Allons, mes amis, vous croyez qu’on prend sincèrement le parti des pauvres contre celui de Dieu ? Voyez notre époque comme elle justifie absolument toute dépense destinée à "se faire plaisir". On ne dit pas à ceux qui ont visiblement les moyens qu’ils devraient en donner une part aux plus démunis, on les envie seulement. Chacun pense que ce n’est pas juste qu’ils aient plus que lui-même et rêve d’avoir autant, ou même plus.

C’est que nous sommes tous logés à la même enseigne, nous les hommes. Nous sommes tous sujets aux mêmes angoisses de mort, et nous sommes tous exposés à la même tentation de les conjurer par l’accumulation de biens. Nous souffrons tous de la même âpreté au gain.

Croyez-vous que les plus riches, ou les plus voyants des riches, soient les plus atteints ? Que pensez-vous de ceux qui entassent dans des coffres ou sous les matelas tout en arborant une apparence minable et se plaignent à qui veut les entendre de leurs petits moyens pour mieux se dispenser de donner quand on leur demande ?

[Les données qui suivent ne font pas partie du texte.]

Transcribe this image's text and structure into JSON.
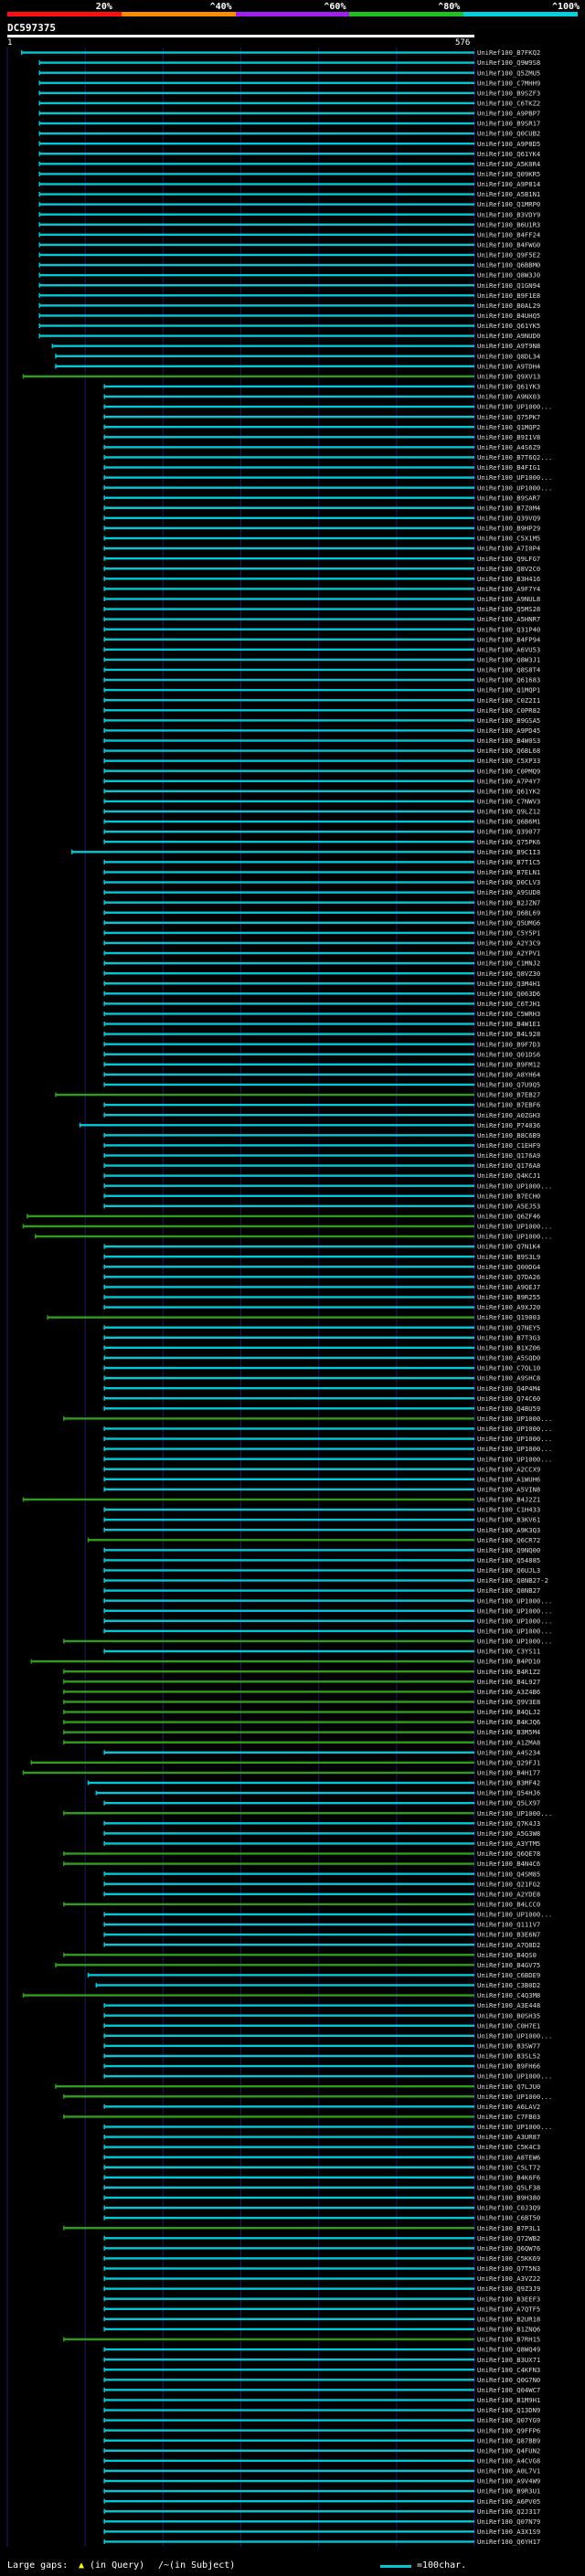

Dieu merci, nous ne sommes pas seulement malades : le bon sens de la vie ordinaire nous suggère constamment de ne pas perdre les fins comme on perd la tête, et donc d’user de nos moyens au bénéfice de notre humanité commune, de son développement et de sa protection. Mais cela n’empêche pas la mort de hanter notre vie et de troubler notre conscience du soupçon qu’elle serait une vanité sans remède.

Il y a des gens qui ont les moyens d’échapper définitivement à ce soupçon afin d’entrer dans une vie délivrée de l’angoisse de la mort, et donc libre d’user généreusement des biens de ce monde : voitures, téléphones, salles de bain et bien d’autres, dans le partage et l’amour mutuel. Ces gens, c’est nous.

Ces moyens sont les sacrements de l’Alliance nouvelle dans la mort et la résurrection de Jésus, en premier lieu l’Eucharistie. Oui, il est judicieux de bâtir et d’entretenir des lieux de culte dignes du rassemblement des fils de Dieu à la rencontre de leur Seigneur qui s’est fait pauvre afin de les enrichir de sa pauvreté. C’est le moyen le plus sûr et le plus direct vers une humanité fraternelle où tous, riches et pauvres, apprennent déjà à vivre l’amour éternel.

Car il y a le Christ, visiblement dans l’Église, qui est le moyen de la vie du monde, et sa fin bienheureuse.